Мы отпаивали Алекса (так мы его звали между собой) травяными чаями и бульоном и это, похоже, помогло. Благодаря регулярному промыванию отварами зверобоя и ромашки, швы постепенно перестали выглядеть воспаленными, понемногу спадала опухоль, лицо розовело, а взгляд становился все более живым. Судя по тому, как он временами бледнел, покрываясь каплями крупного пота и сжимая зубы, боль во время обработки ран была адской. Однако же Алекс молча терпел все наши издевательства, понимая, что иного способа поправиться нет.

Время неторопливо двигалось в лишь ему одному ведомом направлении, а мы неспешно, в такт его шагам, трудились по дому, тренировались, в общем‑то, жили как и раньше – дел хватало всем.

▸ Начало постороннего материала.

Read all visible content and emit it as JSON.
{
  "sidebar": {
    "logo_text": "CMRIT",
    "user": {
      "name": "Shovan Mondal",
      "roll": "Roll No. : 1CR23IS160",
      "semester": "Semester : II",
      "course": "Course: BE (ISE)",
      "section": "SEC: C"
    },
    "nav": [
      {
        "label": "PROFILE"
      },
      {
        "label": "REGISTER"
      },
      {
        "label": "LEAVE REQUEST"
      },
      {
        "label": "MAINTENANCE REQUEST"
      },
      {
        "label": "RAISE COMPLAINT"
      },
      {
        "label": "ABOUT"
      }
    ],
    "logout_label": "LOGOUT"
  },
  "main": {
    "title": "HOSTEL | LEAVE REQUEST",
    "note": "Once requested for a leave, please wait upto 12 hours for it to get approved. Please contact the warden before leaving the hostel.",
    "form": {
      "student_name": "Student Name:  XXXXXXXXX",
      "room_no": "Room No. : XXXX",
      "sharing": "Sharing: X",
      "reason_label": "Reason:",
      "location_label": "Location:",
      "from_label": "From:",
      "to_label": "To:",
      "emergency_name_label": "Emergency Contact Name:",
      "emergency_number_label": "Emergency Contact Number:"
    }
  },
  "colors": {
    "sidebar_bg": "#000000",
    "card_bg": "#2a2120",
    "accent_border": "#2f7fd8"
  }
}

Наступила пятница. По крайней мере, в исписанном аккуратным Таниным почерком тетрадном листике, что лежал на камине рядом с прошлогодним календарем, значился именно этот день недели. Тем вечером Алекс первый раз самостоятельно смог подняться и ненадолго присоединиться к нашим вечерним «посиделкам».

Мы долго молчали, наблюдая за игривыми языками неутомимого пламени, сжигающего в своих нежных объятиях свежие еловые дрова.

В дверном проеме показался Алекс: он пытался идти, но силы оставляли его, он прислонился к дверному косяку, на бледном лбу проступили капли пота. Признаться, мы все вздрогнули – слишком уж неожиданным оказалось его появление. Миша среагировал быстрее всех: рванулся с места и подхватил оседавшего мужчину. Вдвоем мы усадили Александра на стоявший у стены диван, а Татьяна раскрытым журналом «Вокруг Света» начала махать, словно опахалом, у его лица.

— Простите… – в глазах Алекса читалась признательность, – и еще раз… спасибо…

— Не благодарите… – произнесли Миша с Татьяной одновременно и, не сговариваясь, добавили – не надо…

— Я буду молиться за вас троих… Пока буду жив…

— Все будет хорошо… – я тронул Алекса за плечо. – Берегите силы, вам надо поправляться.

Бедолага снова побледнел, и мне показалось, что в глазах его был испуг. А может – всего лишь боль и усталость.